Mirándola, por primera vez, comprende algo. Su enorme inteligencia es de una naturaleza distinta a la de Antonia. Tiene la astucia del animal atrapado, del lobo que huele a la oveja más lenta. Pero eso no es lo que le aterroriza, paradójicamente. Lo que más miedo le da a Mentor es comprender que la radical diferencia entre Scott y ella está en un lugar más profundo.

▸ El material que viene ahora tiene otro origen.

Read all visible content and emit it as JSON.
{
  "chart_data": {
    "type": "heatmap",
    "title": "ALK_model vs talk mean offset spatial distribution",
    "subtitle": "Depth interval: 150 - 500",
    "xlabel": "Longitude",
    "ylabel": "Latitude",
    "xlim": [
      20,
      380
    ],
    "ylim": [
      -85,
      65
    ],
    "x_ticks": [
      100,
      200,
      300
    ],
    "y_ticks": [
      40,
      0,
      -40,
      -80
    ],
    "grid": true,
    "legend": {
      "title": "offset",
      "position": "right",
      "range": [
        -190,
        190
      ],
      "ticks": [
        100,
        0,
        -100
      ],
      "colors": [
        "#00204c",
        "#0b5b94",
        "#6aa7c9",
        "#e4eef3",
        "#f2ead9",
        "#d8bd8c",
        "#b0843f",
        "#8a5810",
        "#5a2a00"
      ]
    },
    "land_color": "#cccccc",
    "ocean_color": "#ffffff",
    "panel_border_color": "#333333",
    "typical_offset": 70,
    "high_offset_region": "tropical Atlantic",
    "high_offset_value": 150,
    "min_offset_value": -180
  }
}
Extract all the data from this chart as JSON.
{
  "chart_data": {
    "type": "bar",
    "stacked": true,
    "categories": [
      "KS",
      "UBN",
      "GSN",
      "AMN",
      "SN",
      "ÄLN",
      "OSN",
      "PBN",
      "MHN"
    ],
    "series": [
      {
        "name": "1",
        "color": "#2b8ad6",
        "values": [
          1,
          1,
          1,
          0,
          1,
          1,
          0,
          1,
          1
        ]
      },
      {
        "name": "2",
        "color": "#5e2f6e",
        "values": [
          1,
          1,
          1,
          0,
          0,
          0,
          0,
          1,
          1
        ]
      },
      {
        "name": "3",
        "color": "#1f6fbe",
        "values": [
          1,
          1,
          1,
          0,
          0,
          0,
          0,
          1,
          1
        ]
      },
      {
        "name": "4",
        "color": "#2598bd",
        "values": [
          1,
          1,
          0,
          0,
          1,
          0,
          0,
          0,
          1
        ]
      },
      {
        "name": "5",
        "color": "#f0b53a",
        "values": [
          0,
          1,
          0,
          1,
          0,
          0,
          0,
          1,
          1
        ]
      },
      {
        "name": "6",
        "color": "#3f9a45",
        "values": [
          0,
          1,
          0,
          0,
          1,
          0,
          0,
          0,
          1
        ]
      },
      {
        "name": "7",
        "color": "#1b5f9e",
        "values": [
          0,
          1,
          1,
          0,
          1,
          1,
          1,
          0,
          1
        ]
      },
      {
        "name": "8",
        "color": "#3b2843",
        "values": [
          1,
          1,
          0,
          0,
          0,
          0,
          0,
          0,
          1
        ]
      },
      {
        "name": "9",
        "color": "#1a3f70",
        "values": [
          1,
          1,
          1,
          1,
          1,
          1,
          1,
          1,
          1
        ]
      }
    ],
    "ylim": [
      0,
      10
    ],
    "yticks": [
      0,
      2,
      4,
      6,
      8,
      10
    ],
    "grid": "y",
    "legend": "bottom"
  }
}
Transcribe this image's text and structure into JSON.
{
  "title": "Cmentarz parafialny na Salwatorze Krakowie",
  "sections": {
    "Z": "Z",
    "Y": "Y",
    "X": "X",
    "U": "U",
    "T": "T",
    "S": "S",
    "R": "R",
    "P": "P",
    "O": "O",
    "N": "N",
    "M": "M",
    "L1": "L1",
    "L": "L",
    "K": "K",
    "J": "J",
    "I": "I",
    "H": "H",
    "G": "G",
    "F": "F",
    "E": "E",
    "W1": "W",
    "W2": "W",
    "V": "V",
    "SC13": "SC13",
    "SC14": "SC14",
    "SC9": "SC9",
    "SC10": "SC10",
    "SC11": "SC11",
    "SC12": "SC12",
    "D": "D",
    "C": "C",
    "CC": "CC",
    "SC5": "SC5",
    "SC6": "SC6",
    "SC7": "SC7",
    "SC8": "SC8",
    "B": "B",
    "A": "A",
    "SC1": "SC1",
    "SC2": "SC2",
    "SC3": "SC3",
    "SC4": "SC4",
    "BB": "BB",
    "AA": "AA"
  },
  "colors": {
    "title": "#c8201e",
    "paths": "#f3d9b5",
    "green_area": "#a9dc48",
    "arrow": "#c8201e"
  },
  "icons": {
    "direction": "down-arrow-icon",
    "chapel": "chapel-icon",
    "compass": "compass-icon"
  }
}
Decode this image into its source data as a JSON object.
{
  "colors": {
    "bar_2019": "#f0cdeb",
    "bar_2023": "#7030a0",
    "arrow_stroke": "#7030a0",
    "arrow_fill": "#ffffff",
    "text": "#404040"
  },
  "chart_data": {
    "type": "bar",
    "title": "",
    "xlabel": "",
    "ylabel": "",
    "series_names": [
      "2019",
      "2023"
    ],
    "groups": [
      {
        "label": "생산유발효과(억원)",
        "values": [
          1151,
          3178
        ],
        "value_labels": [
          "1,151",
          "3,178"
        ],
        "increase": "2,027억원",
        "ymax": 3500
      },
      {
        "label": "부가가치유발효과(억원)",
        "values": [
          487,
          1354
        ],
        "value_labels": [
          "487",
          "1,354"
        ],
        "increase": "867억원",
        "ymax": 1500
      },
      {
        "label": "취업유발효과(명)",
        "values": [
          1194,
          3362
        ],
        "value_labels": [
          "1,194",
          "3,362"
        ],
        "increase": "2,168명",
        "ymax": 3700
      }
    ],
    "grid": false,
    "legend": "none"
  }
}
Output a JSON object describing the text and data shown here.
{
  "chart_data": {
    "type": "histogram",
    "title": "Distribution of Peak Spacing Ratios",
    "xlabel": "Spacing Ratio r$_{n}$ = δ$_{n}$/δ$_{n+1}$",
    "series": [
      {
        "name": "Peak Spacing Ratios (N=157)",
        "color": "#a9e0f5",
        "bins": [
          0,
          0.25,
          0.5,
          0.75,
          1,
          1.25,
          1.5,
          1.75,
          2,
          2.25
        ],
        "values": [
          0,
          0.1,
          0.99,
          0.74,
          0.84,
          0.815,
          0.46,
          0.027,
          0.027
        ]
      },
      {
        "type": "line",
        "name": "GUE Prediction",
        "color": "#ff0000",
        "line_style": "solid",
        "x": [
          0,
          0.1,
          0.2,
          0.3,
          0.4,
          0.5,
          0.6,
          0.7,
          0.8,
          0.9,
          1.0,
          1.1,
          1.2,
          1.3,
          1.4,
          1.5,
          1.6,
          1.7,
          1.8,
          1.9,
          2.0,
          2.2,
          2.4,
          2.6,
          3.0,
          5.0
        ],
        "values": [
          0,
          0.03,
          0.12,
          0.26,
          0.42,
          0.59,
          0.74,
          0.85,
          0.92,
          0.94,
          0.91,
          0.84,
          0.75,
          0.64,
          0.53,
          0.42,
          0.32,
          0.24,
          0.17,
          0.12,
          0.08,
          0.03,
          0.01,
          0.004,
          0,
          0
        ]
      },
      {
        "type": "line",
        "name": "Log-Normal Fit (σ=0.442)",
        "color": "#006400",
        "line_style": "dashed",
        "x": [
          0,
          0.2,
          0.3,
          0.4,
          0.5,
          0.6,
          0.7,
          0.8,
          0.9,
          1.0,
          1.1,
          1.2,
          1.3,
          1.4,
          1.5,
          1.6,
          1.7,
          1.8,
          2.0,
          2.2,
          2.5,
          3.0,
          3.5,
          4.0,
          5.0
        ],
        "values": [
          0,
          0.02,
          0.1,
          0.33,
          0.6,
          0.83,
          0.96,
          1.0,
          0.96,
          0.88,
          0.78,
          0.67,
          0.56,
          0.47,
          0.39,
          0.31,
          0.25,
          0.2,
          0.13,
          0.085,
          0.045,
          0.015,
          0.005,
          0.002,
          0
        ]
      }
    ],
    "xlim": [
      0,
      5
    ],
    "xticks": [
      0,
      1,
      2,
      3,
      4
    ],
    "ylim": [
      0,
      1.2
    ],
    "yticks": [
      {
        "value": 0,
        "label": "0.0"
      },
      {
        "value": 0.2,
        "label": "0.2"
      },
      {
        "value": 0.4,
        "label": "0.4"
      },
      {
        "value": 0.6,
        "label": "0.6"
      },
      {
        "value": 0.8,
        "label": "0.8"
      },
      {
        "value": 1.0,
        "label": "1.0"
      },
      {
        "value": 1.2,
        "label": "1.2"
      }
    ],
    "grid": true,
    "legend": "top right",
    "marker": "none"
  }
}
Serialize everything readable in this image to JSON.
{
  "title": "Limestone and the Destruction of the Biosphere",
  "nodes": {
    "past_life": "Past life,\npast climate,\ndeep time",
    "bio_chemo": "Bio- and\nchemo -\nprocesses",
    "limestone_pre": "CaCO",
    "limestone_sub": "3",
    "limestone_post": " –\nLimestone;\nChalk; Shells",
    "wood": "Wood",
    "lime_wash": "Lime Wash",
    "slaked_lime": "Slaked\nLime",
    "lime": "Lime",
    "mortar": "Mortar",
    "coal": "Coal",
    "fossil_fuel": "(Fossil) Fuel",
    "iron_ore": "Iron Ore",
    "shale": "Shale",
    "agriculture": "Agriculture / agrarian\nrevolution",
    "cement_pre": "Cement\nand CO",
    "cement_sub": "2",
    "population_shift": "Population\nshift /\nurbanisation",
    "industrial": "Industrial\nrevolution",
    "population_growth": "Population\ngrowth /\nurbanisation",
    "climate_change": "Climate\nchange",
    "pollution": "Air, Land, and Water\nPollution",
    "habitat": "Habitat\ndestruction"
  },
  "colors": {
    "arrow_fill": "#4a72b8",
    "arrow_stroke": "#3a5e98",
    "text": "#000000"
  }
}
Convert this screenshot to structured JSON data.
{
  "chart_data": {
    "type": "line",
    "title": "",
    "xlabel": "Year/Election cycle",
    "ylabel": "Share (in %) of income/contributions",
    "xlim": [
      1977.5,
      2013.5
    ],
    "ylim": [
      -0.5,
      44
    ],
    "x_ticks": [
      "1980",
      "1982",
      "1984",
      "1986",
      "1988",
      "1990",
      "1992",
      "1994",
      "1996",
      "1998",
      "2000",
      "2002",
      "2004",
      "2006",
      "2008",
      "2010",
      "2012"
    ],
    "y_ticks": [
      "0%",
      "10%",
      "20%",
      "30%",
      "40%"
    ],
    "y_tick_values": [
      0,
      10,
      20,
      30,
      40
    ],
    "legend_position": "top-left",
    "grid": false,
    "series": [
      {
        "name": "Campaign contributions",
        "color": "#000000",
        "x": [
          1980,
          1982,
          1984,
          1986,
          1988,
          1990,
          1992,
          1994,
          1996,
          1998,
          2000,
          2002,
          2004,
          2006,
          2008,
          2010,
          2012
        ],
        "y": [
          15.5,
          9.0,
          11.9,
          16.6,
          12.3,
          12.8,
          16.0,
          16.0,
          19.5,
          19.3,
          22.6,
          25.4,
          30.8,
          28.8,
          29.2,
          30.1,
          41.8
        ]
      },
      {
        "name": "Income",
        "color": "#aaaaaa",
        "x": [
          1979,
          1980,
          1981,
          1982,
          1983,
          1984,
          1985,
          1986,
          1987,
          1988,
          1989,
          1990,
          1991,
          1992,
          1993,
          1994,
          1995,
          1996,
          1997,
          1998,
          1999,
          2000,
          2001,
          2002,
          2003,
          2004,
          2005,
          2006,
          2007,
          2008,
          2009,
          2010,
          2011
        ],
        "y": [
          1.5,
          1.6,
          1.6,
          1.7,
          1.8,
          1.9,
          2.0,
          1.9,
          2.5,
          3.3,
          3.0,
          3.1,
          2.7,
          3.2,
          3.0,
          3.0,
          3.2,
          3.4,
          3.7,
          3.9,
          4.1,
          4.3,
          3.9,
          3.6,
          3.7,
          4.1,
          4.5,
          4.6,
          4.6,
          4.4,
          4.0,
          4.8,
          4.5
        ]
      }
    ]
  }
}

Es una cuestión de voluntad.

Antonia Scott sigue, incluso cuando se acaba la carretera. Cuando ha caído por el risco, y está cayendo. E incluso cayendo, Antonia simplemente se niega a golpear contra el suelo.

Esta mujer, en cambio…

—Quiero hacerte una pregunta —dice Mentor, a través de los altavoces de la sala.

Ella no interrumpe su caminar en círculos, pero su cuello se vuelve, brusco hacia el cristal. Sigue moviéndose, pero sus ojos no lo hacen. Siguen fijos, como los de una mangosta.

—El día de tu primera prueba. Me diste una respuesta de lo más inusual. Me gustaría saber por qué llegaste a la conclusión de que tenías que tomar la decisión que tomaste.

—Hay más gente en una plataforma que en un petrolero. Es el resultado más lógico —dice ella, con la respiración entrecortada.

—Sí, eso me dijiste entonces —recuerda Mentor—. Ahora, dime la verdad.

Ella se detiene, de pronto. Su respiración no ha parado de acelerarse. No consigue meter suficiente aire en sus pulmones. Si no se hubiera arrancado los sistema de control, Mentor vería que su saturación de oxígeno en sangre ha caído peligrosamente. Pero tampoco le hace falta, porque ve claramente lo mucho que le cuesta mantenerse en pie.